The seven Brown children are a horrible lot. They've just run off their 17th nanny by convincing her they ate the baby, and later tonight they'll tie up the cook and demolish her kitchen. Their ineffective single father (Colin Firth) is distraught. He's gone through every governess in town, there's no one left to watch his wild kids. To make matters worse, dear old Dad has one month to find a new bride, or Great Aunt Adelaide will cut their family out of her fortune, leaving them in the poorhouse and forcing pops to sell the kids into slave labor. I guess selling his lavish mansion and laying off a few of their servants just isn't an option.

That's when there's a knock at the door. It's Nanny McPhee (Emma Thompson), a horrible looking woman covered in warts and sporting one unfortunately placed snaggletooth. She offers her services to Mr. Brown as a kiddie caretaker, and since he's desperate, he accepts. Nanny McPhee goes to work setting things right around the Brown house. She pounds her knobby old cane on the floor and semi-magical things seem to happen. She has five lessons to teach the children Brown, and when she's done they'll probably have learned a more besides. "When you need me but don't want me, I will stay," she says, "but when you want me and don't need me, I must go."

The kids of course don't want her, and do their best to run her off. But their resentment is short lived, and soon replaced by fear. Nanny McPhee tortures the Brown children into behaving. Her teaching method involves things like forcing them to drop their baby brother in a pot of boiling water, or giving them the measles as punishment for their misdeeds. McPhee's interaction with the Brown children is really rather humdrum, and during one of her magical teaching moments I heard the little boy sitting behind me ask his mother, "when is this going to be over?" We've got another hour to go kid.

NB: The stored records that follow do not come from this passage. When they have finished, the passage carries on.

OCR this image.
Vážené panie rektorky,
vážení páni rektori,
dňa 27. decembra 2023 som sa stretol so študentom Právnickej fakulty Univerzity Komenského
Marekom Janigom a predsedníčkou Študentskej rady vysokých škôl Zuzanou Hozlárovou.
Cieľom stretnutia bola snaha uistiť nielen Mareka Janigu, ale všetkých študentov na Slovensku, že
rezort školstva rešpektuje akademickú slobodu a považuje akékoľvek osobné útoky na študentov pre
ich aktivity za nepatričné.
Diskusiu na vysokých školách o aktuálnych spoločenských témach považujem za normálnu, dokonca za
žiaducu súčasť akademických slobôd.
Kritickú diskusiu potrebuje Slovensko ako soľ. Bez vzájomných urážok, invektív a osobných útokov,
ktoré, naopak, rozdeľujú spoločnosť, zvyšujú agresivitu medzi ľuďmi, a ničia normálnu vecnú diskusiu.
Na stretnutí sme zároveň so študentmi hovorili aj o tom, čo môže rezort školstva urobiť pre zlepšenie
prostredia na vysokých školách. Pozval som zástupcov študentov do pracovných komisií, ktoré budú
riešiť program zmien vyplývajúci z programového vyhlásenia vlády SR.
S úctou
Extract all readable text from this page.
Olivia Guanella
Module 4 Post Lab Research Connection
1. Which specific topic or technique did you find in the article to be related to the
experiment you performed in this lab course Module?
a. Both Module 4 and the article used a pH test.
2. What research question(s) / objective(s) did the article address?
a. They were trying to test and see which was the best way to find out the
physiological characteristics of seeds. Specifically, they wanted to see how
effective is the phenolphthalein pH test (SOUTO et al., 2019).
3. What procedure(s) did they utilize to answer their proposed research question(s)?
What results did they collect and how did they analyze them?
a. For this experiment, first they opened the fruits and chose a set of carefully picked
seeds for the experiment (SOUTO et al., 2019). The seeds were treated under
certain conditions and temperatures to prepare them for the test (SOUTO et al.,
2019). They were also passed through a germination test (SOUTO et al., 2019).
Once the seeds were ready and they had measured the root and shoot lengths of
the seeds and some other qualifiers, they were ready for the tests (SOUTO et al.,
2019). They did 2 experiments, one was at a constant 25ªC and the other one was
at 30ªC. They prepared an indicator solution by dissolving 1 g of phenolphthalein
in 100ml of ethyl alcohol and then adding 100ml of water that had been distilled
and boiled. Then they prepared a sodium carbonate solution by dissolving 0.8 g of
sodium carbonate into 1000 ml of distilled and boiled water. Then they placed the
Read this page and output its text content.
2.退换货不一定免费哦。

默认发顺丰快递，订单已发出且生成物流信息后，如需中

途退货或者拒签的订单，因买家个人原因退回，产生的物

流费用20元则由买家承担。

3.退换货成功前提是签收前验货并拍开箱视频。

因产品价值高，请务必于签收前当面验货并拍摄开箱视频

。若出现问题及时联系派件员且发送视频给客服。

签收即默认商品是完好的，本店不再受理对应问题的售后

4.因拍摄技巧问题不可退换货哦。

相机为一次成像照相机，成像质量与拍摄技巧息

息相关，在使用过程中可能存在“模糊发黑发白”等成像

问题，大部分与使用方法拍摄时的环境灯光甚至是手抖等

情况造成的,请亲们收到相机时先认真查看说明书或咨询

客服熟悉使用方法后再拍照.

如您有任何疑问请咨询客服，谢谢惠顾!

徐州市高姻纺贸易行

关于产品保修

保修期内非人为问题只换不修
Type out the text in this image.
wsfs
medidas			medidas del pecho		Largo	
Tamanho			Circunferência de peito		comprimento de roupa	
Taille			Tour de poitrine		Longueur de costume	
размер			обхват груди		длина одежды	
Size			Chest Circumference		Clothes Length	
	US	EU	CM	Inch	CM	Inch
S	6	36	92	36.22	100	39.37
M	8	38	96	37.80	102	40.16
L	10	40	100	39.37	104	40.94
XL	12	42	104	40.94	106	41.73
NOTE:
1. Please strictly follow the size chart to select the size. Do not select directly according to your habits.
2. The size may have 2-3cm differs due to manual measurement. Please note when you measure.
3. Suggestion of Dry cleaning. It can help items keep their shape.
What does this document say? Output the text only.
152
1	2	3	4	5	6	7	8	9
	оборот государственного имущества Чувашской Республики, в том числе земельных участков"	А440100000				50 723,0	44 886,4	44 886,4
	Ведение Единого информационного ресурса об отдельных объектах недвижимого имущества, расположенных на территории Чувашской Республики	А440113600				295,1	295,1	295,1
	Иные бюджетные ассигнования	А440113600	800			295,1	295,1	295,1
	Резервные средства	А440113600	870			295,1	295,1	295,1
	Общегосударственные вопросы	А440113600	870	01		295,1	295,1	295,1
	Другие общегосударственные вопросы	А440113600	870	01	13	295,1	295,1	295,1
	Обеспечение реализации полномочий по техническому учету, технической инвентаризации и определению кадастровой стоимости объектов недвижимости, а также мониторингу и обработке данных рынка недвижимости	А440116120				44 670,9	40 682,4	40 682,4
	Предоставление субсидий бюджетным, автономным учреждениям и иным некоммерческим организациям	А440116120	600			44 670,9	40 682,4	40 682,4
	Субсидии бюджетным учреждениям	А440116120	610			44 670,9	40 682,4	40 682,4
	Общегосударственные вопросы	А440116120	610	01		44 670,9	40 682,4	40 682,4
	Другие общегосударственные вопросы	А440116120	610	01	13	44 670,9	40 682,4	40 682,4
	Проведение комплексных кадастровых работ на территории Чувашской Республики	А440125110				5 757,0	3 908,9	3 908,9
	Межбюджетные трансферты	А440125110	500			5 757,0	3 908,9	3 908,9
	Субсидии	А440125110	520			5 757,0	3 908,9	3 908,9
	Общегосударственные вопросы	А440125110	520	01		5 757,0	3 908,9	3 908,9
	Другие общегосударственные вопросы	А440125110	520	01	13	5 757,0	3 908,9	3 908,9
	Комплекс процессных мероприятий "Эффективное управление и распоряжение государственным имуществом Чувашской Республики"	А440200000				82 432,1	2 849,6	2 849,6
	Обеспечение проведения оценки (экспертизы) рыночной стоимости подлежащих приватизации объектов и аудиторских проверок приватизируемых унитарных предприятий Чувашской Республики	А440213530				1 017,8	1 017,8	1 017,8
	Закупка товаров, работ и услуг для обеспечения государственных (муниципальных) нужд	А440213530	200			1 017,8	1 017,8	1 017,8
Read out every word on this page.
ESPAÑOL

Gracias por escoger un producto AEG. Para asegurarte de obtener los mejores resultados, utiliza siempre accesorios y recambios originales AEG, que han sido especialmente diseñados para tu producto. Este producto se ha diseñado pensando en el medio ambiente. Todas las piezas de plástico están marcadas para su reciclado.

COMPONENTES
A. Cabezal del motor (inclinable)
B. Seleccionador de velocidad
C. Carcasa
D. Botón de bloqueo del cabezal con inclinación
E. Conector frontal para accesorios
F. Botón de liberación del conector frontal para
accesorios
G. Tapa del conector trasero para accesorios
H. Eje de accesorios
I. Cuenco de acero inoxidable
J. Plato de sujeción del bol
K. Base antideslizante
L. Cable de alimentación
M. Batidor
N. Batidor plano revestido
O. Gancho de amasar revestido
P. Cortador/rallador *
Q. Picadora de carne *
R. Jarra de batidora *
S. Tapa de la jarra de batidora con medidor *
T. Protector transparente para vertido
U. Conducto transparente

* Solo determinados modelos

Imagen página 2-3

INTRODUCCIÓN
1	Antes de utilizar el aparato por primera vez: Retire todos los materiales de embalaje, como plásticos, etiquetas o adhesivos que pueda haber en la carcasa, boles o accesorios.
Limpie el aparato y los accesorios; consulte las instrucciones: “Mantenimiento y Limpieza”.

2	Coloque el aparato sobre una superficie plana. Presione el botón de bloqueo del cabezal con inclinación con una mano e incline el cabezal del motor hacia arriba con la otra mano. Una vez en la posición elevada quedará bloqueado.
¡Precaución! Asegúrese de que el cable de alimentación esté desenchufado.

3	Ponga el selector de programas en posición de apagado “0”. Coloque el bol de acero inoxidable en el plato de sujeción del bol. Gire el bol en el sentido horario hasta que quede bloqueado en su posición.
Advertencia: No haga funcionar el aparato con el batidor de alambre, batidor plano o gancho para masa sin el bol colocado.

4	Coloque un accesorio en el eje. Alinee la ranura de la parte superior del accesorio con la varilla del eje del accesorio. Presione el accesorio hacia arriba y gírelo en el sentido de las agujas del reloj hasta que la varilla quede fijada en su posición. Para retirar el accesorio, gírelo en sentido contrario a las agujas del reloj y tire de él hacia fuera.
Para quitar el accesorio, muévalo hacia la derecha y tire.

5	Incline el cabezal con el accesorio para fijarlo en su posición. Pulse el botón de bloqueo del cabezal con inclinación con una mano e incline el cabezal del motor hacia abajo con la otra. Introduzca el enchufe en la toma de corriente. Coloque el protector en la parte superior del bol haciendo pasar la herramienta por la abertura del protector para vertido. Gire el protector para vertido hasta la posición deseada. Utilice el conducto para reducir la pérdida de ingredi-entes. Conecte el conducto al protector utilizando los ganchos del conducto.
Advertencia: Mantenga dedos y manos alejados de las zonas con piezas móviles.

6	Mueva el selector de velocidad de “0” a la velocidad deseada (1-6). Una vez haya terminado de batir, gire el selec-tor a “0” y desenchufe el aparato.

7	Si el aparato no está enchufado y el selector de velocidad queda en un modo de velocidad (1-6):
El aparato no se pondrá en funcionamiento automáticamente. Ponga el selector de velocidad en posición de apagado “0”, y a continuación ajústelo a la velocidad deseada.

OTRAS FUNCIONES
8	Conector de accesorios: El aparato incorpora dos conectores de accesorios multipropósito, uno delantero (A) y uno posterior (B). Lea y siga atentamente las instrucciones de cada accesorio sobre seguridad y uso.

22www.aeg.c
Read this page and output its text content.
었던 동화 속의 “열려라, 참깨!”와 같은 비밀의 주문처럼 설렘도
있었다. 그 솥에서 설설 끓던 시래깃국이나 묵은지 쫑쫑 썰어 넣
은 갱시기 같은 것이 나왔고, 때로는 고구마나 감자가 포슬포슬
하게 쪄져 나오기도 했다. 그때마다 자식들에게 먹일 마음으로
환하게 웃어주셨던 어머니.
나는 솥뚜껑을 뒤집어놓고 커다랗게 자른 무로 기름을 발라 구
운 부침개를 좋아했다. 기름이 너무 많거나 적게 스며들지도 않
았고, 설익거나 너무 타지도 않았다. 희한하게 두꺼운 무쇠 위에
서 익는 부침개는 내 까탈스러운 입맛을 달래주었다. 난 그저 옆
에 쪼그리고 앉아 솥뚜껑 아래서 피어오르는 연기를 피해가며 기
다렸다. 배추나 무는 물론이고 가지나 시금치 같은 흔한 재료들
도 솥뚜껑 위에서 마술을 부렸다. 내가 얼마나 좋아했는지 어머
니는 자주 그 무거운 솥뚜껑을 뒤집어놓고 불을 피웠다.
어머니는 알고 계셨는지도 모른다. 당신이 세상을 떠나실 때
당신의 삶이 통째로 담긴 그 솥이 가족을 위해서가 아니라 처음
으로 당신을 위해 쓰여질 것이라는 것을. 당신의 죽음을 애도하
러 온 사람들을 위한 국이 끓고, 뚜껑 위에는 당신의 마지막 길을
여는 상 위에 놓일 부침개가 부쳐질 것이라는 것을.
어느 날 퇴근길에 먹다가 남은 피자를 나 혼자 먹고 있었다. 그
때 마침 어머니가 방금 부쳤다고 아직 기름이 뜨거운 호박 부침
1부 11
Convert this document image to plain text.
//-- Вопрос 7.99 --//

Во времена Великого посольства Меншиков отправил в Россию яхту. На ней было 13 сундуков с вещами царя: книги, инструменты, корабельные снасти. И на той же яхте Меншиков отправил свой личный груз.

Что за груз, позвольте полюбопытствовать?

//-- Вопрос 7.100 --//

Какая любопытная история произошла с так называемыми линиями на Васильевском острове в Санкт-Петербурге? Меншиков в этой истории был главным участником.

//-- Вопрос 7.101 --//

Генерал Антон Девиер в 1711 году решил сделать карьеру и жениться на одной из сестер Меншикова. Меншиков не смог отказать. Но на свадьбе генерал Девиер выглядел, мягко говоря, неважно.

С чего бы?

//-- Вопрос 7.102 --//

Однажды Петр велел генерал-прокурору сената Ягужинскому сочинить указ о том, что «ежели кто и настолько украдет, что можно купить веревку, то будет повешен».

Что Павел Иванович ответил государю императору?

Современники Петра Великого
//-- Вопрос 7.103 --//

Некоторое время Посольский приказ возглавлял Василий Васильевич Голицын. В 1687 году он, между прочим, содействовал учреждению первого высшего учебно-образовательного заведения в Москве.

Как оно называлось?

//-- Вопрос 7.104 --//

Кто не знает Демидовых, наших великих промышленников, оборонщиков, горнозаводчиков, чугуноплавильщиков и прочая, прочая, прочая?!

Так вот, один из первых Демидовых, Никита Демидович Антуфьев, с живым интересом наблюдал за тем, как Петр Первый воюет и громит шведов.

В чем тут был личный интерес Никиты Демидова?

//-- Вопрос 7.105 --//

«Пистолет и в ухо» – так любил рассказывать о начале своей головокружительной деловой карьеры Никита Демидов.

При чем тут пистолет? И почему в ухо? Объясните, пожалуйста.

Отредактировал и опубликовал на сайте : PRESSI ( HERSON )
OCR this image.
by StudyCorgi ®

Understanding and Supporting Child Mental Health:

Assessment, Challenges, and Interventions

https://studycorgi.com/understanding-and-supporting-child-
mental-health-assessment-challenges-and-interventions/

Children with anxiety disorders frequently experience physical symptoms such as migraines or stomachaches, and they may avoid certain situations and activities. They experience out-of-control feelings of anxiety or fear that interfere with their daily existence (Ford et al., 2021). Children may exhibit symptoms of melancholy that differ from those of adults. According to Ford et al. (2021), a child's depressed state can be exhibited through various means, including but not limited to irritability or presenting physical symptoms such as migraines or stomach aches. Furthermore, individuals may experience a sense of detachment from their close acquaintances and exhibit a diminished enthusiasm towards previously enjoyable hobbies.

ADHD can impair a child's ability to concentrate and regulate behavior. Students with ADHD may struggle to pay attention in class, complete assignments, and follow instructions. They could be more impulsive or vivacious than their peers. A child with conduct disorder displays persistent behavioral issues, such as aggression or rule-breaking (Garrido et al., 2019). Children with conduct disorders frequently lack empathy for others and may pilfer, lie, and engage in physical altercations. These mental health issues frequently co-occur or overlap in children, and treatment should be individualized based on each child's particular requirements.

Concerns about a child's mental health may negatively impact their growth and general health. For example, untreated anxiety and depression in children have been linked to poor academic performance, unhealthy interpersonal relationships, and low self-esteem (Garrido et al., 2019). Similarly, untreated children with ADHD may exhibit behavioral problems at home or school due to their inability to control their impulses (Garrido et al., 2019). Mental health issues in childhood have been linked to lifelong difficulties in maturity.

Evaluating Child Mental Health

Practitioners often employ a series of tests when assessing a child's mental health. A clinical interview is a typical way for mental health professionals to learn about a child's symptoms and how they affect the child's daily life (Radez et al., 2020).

Weirdly enough, it is as a cartoony romance movie that McPhee comes closest to finding its footing. The family's scullery maid Evangeline (Kelly Macdonald) is desperately in love with Mr. Brown, though because of her station she keeps those feelings to herself. Mr. Brown for his part may have feelings for her, but if he does that pesky class system is probably in the way again. Kelly Macdonald, whom you may remember as Peter Pan in Finding Neverland, does wonderful work as Evangeline. To me she's the real heart of this film, and the only character anyone in the audience is likely to be particularly interested in. Mr. Brown's awkward quest for a bride and Evangeline's quietly proper longing keep McPhee's heart beating even when some of the Nanny's shtick is dead on arrival.

The movie could have been improved with some of Mary Poppins' dancing penguins and maybe a song or two, but that's not a direction Nanny McPhee is interested in going. The production design is pretty and despite the impatience of the little boy behind me, that's probably enough to make it passable way to entertain your kids on a weekend. In some ways, parents may find more to enjoy in it than kids, since the little buggers are probably only there for the magic, of which there's not nearly enough.